Grease a 9-inch-square baking pan with nonstick spray and line with parchment paper, leaving 2 inches of overhang on two sides. In a medium saucepan, combine the brown sugar with the corn syrup. Cook over moderate heat, stirring frequently, until sugar melts and mixture begins to boil, about 5 minutes. Remove the saucepan from the heat. Whisk in the peanut butter and salt until no streaks of peanut butter remain.
In a large bowl, stir the peanut butter mixture into the rice cereal until the cereal is thoroughly coated. Using a rubber spatula, scrape the mixture into the prepared pan and gently pat it into an even layer.

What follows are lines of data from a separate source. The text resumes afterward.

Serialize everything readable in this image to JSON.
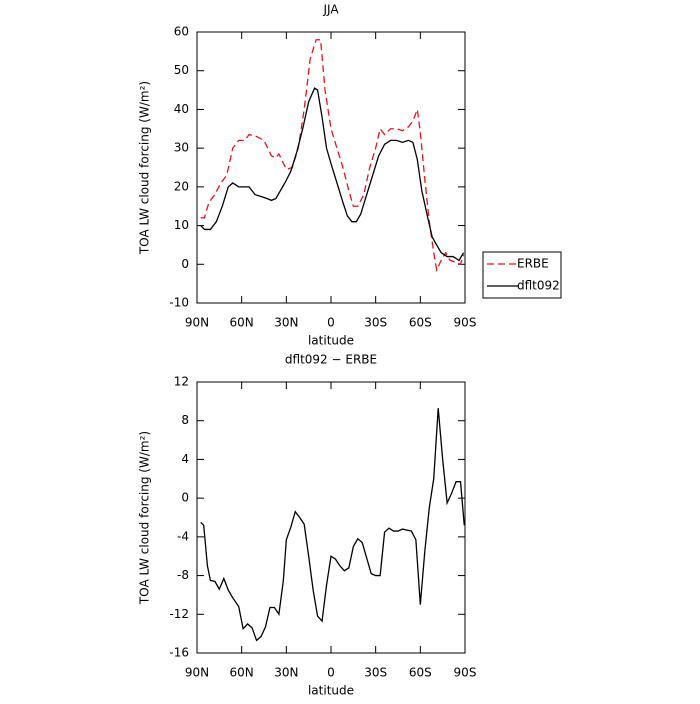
{
  "chart_data": [
    {
      "type": "line",
      "title": "JJA",
      "x_label": "latitude",
      "y_label": "TOA LW cloud forcing (W/m²)",
      "xlim": [
        90,
        -90
      ],
      "xticks": [
        {
          "value": 90,
          "label": "90N"
        },
        {
          "value": 60,
          "label": "60N"
        },
        {
          "value": 30,
          "label": "30N"
        },
        0,
        {
          "value": -30,
          "label": "30S"
        },
        {
          "value": -60,
          "label": "60S"
        },
        {
          "value": -90,
          "label": "90S"
        }
      ],
      "ylim": [
        -10,
        60
      ],
      "yticks": [
        -10,
        0,
        10,
        20,
        30,
        40,
        50,
        60
      ],
      "legend": "right",
      "series": [
        {
          "name": "ERBE",
          "color": "#e8141b",
          "line_style": "dashed",
          "x": [
            87.5,
            85,
            82,
            78,
            74,
            70,
            66,
            62,
            58,
            55,
            50,
            45,
            40,
            37,
            35,
            30,
            26,
            22,
            18,
            14,
            10,
            7,
            4,
            0,
            -4,
            -8,
            -12,
            -15,
            -18,
            -22,
            -26,
            -30,
            -33,
            -36,
            -40,
            -44,
            -48,
            -52,
            -55,
            -58,
            -60,
            -63,
            -66,
            -69,
            -71,
            -74,
            -77,
            -80,
            -84,
            -87,
            -89
          ],
          "values": [
            12,
            12,
            16,
            18,
            21,
            23,
            30,
            32,
            32,
            33.5,
            33,
            32,
            28,
            27.5,
            28.5,
            24.5,
            25,
            30,
            40,
            53,
            58,
            58,
            45,
            35,
            30,
            25,
            19,
            15,
            15,
            18,
            25,
            30,
            35,
            33.5,
            35,
            35,
            34.5,
            35.5,
            37,
            40,
            34,
            22,
            11,
            3,
            -1.5,
            1,
            3,
            1,
            0.5,
            0,
            2.5
          ]
        },
        {
          "name": "dflt092",
          "color": "#000000",
          "line_style": "solid",
          "x": [
            87.5,
            85,
            81,
            77,
            73,
            69,
            66,
            62,
            58,
            55,
            51,
            47,
            43,
            40,
            37,
            34,
            31,
            27,
            23,
            19,
            15,
            11,
            9,
            6,
            3,
            0,
            -4,
            -8,
            -11,
            -14,
            -17,
            -20,
            -24,
            -28,
            -32,
            -36,
            -40,
            -44,
            -48,
            -52,
            -55,
            -58,
            -61,
            -65,
            -68,
            -71,
            -74,
            -78,
            -82,
            -86,
            -89
          ],
          "values": [
            10,
            9,
            9,
            11,
            15,
            20,
            21,
            20,
            20,
            20,
            18,
            17.5,
            17,
            16.5,
            17,
            19,
            21,
            24,
            29,
            35,
            42,
            45.5,
            45,
            38,
            30,
            26,
            21,
            16,
            12.5,
            11,
            11,
            13,
            18,
            23,
            28,
            31,
            32,
            32,
            31.5,
            32,
            31.5,
            27,
            19,
            12,
            7,
            5,
            3,
            2,
            2,
            1,
            3
          ]
        }
      ]
    },
    {
      "type": "line",
      "title": "dflt092 − ERBE",
      "x_label": "latitude",
      "y_label": "TOA LW cloud forcing (W/m²)",
      "xlim": [
        90,
        -90
      ],
      "xticks": [
        {
          "value": 90,
          "label": "90N"
        },
        {
          "value": 60,
          "label": "60N"
        },
        {
          "value": 30,
          "label": "30N"
        },
        0,
        {
          "value": -30,
          "label": "30S"
        },
        {
          "value": -60,
          "label": "60S"
        },
        {
          "value": -90,
          "label": "90S"
        }
      ],
      "ylim": [
        -16,
        12
      ],
      "yticks": [
        -16,
        -12,
        -8,
        -4,
        0,
        4,
        8,
        12
      ],
      "color": "#000000",
      "x": [
        87.5,
        85.5,
        83,
        81,
        78,
        75,
        72,
        69,
        66,
        62,
        59,
        56,
        53,
        50,
        47,
        44,
        41,
        38,
        35,
        32,
        30,
        27,
        24,
        21,
        18,
        15,
        12,
        9,
        6,
        3,
        0,
        -3,
        -6,
        -9,
        -12,
        -15,
        -18,
        -21,
        -24,
        -27,
        -30,
        -33,
        -36,
        -39,
        -42,
        -45,
        -48,
        -51,
        -54,
        -57,
        -60,
        -63,
        -66,
        -69,
        -72,
        -75,
        -78,
        -81,
        -84,
        -87,
        -89.5
      ],
      "values": [
        -2.5,
        -2.8,
        -7,
        -8.5,
        -8.6,
        -9.4,
        -8.3,
        -9.5,
        -10.3,
        -11.2,
        -13.5,
        -13,
        -13.4,
        -14.7,
        -14.3,
        -13.3,
        -11.3,
        -11.3,
        -12,
        -8.5,
        -4.3,
        -3,
        -1.4,
        -2,
        -2.7,
        -6,
        -9.5,
        -12.2,
        -12.7,
        -9,
        -6,
        -6.3,
        -7,
        -7.5,
        -7.2,
        -5,
        -4.2,
        -4.6,
        -6.2,
        -7.8,
        -8,
        -8,
        -3.5,
        -3.1,
        -3.4,
        -3.4,
        -3.2,
        -3.3,
        -3.4,
        -4.3,
        -11,
        -5.5,
        -1,
        2,
        9.3,
        4,
        -0.5,
        0.5,
        1.7,
        1.7,
        -2.8
      ]
    }
  ]
}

In a medium heatproof bowl set over a saucepan filled with one inch of simmering water, combine the chocolate chips with the butterscotch chips and stir occasionally until thoroughly melted, about 5 minutes. Using an offset spatula, spread the melted chocolate topping over the peanut butter bars in an even layer. Refrigerate until the bars are cool and the chocolate is firm, at least 30 minutes. Using the overhanging parchment paper as a handle, transfer the slab to a work surface. Using a long, sharp knife, cut into sixteen 2-inch bars.
The scotcheroos will keep in an airtight container at room temperature for a week.